Champs libres : livres

Daniel Bougnoux et François L’Yvonnet (sous la direction), Cahiers de l'Herne : Jullien

Paris, L’Herne, 2018, 256 pages, 33 €.

Journaliste.

Quarante contributions sont ici rassemblées, consacrées à l’œuvre du philosophe et sinologue, portées notamment par Alain Badiou, Christian Bobin, André Chieng, Marcel Gauchet, Claude Hagège, Étienne Klein, Bruno Latour, Paul Ricœur ou Léon Vandermeersch, auxquelles s’ajoute un long entretien, en trois temps, avec François Jullien lui-même.
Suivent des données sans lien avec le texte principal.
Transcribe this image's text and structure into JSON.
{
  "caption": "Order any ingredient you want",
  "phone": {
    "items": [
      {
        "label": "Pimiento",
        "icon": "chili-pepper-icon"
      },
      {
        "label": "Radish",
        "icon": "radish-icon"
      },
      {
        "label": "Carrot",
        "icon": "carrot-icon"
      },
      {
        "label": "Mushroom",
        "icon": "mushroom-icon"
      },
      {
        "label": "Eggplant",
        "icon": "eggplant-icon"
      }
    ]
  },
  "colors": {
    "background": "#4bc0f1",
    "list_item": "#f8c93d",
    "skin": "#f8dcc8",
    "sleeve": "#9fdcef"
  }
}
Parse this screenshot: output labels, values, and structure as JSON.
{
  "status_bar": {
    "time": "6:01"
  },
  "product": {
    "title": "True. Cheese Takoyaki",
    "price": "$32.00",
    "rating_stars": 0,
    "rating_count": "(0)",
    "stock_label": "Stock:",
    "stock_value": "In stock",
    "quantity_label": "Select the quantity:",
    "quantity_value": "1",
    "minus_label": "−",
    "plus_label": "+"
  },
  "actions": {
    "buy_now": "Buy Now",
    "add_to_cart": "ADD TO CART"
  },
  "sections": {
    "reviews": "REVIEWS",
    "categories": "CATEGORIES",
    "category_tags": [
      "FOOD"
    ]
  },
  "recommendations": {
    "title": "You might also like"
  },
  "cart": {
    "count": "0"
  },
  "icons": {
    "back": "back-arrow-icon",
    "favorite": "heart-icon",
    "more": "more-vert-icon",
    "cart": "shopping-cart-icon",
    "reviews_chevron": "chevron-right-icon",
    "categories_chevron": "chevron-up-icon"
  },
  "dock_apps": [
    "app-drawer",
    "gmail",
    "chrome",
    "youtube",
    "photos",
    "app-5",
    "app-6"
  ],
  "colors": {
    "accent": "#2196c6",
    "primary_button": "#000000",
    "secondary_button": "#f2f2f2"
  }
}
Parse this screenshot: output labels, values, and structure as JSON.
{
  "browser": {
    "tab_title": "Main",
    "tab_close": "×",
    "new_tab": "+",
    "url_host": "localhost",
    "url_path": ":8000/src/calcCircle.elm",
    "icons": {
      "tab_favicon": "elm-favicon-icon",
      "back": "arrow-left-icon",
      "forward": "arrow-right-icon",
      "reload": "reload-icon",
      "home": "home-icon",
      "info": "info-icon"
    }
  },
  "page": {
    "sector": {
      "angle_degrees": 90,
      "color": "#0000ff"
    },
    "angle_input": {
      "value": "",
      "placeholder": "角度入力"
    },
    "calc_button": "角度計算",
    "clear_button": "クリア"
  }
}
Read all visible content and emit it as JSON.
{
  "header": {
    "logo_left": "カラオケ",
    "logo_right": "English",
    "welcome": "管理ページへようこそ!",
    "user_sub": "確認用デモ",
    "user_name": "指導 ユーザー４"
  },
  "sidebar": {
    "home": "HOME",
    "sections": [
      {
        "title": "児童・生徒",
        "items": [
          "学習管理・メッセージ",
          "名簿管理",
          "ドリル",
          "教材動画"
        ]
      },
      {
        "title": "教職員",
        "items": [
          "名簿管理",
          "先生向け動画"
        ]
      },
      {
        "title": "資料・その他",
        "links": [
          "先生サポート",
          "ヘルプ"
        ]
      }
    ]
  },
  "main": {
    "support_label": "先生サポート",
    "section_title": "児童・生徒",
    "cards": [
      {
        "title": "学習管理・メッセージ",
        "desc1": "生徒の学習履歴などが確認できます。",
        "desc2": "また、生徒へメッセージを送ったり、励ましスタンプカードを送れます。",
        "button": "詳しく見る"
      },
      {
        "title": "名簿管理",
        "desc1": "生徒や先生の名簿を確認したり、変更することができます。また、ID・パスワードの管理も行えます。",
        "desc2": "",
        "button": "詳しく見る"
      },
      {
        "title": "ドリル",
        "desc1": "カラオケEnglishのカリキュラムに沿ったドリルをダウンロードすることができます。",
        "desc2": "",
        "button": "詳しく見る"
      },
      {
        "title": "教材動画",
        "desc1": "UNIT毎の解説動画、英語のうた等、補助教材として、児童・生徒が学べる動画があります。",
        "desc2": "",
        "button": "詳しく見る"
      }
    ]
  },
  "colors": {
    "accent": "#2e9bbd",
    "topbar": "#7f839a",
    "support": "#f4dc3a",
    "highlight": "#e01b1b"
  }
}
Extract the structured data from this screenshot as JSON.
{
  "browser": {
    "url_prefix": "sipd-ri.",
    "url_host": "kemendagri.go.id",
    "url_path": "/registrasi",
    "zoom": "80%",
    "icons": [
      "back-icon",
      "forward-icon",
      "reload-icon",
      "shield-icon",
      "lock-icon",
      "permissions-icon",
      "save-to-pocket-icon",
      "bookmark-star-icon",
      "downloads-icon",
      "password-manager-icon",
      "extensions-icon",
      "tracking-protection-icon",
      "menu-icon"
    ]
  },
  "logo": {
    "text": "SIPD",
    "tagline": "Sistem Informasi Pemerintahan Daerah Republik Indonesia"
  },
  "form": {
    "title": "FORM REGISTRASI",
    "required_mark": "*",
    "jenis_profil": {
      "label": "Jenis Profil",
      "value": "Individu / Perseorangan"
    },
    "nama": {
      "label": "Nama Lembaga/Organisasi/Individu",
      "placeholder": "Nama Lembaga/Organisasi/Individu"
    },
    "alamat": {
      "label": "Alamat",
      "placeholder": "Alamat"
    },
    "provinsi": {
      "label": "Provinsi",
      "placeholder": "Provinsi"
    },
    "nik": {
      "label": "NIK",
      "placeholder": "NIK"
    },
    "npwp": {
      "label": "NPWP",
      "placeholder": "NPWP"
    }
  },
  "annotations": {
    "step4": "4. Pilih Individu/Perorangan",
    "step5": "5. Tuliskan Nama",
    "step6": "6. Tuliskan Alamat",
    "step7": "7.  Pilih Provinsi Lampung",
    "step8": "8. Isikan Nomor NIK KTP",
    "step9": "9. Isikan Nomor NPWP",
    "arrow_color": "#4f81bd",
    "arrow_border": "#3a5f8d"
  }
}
Ce dernier, penseur de l’altérité, revisite la notion d’universel. Exit l’universalisme de domination, ethnocentrique et/ou mercantile, ou le « tous pareils » mollasson et relativiste, pour réfléchir à l’universel comme un processus en devenir. Un processus dont le mouvement ne serait pas porté par l’opposition d’« identités » fantasmées et d’hostiles « différences », mais par la notion d’« écart » et dans un rapport de « dia-logue » entre les cultures, ce « champ d’intelligence partagé où chacun peut commencer d’entendre l’autre ». L’objet n’est plus de comparer ou classer, de séparer, d’idéaliser, mais de rendre possible, d’apprécier, de mettre en connivence les « ressources » de chacune. La « ressource » – notion « plus modeste et plus pratique » que celles de « vérité » ou de valeur – « a des vertus d’ouverture » écrit Hagège. Ouverture notamment sur le pensé et l’impensé des cultures. L’universel devient un horizon, une « capacité universalisante » qui vise à construire, et reconstruire, du commun, non à le poser comme tel, une fois pour toutes, une abstraction à laquelle il faudrait se plier, mais à constater « qu’il est », et que les uns et les autres « appartiennent à » (Hagège). Pour Ratte, « l’entre est ainsi premier, et corrélativement universel. (…) Je n’existe que par l’ensemble de mes relations à mes semblables, et cependant je ne suis que par ma distinction d’envers eux tous, faute de laquelle ni eux ni moi n’aurions de réalité, puisque eux aussi obéissent à cette double détermination qui nous est commune ». Philosophie de l’existence, « philosophie du vivre » (Ratte), la pensée de Jullien ouvre, via ses nombreux concepts (« écart », « ressources », « entre », « tension », « transition », « transformation silencieuse », « connivence »…), sur les « possibles » de l’esprit, ce commun des ressources qui mérite d’être activé. Cet « effort », François Jullien l’a entrepris. C’est « du dehors », à partir de la Chine, à l’épreuve du dépaysement de la pensée, du décentrement, qu’il a interrogé l’héritage grec, permettant à la pensée occidentale de « sortir d’elle-même et à penser ce qui n’est pas elle » (Gauchet).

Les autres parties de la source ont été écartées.